New Social Security Law Faces Long Delay Before Sending Out Adjusted Benefits
By Mary Helen Gillespie
The new Social Security Fairness Act — which provides public employees and their spouses with additional monthly benefits — may take “over a year’’ to implement to all 3.2 million recipients due to staffing, funding and other administrative challenges.
The Social Security Administration (SSA), in an online update on Jan. 24, 2025, also said the act does “not provide money to implement the law,’’ which has an effective date retroactive to January 2024.
It ends the Windfall Elimination Provision (WEP) and Government Pension Offset (GPO), which reduced or eliminated the Social Security benefits of over 3.2 million people who receive a pension based on work that was not covered by Social Security (a “non-covered pension”).
“Though SSA is helping some affected beneficiaries now, under SSA’s current budget, SSA expects that it could take more than one year to adjust benefits and pay all retroactive benefits,’’ the statement said.

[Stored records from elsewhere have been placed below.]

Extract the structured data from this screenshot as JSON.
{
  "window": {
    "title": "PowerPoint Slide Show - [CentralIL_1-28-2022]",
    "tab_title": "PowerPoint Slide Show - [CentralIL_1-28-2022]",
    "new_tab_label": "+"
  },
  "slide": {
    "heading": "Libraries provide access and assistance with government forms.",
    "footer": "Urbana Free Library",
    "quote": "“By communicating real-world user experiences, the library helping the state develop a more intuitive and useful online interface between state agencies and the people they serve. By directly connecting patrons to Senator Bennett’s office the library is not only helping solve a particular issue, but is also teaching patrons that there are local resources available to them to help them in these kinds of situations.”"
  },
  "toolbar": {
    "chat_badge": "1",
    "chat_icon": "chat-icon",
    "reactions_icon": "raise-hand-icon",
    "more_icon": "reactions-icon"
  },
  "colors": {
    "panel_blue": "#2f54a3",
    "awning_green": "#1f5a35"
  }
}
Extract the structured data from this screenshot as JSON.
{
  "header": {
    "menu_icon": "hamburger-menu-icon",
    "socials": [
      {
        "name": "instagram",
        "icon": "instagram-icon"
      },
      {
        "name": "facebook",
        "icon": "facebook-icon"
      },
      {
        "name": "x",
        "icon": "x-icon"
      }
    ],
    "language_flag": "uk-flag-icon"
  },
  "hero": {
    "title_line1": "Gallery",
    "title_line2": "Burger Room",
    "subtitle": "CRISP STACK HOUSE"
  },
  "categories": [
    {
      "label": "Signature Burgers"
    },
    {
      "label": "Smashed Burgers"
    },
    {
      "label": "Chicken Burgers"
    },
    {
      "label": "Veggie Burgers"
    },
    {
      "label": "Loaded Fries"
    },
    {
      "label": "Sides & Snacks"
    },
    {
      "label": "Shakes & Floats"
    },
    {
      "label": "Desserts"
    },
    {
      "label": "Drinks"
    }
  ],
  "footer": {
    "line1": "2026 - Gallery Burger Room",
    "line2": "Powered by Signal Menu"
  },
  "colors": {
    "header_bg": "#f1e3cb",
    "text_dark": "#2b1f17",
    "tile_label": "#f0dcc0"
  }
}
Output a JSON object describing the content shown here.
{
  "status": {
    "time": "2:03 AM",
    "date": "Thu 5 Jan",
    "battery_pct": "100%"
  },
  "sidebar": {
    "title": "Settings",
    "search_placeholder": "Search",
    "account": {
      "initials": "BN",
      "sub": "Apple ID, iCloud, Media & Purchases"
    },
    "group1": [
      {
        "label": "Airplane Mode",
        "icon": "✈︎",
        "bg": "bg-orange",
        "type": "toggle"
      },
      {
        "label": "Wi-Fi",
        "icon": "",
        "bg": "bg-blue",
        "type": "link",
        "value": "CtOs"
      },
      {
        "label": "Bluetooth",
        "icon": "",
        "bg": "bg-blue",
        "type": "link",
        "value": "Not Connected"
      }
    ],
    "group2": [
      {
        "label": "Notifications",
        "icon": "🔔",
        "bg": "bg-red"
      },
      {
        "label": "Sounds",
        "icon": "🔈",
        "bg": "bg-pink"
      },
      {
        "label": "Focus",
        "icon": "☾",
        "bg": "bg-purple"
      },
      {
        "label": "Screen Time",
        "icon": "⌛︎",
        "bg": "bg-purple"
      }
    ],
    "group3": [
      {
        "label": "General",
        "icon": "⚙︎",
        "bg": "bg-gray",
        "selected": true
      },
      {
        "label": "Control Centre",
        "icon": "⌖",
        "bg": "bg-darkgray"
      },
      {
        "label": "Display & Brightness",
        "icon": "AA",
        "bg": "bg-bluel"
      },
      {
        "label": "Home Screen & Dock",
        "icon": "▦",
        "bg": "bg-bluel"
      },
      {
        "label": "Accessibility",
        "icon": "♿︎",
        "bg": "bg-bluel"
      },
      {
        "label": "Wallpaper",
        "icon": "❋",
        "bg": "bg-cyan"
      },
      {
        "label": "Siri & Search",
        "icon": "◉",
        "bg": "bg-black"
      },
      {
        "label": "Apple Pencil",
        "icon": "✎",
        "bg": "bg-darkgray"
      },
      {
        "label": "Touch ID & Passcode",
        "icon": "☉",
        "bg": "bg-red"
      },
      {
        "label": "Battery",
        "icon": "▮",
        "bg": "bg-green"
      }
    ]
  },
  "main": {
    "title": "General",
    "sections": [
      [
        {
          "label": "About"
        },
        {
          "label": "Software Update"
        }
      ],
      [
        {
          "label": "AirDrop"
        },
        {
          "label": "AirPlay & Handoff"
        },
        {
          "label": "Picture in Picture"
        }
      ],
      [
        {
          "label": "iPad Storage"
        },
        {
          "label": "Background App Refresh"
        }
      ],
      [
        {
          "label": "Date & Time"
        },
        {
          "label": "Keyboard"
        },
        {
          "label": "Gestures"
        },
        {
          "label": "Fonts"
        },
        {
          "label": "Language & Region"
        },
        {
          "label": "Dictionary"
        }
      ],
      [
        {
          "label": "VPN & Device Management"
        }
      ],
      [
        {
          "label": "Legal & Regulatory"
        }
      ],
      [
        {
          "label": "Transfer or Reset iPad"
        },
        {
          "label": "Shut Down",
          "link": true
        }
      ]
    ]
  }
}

The new law, signed by former President Joseph Biden on Jan. 5, 2025, increases Social Security benefits for certain public employees, their spouses, ex-spouses and surviving spouses, including:
- Teachers, firefighters, and police officers in many states.
- Federal employees covered by the Civil Service Retirement System.
- People whose work had been covered by a foreign social security system.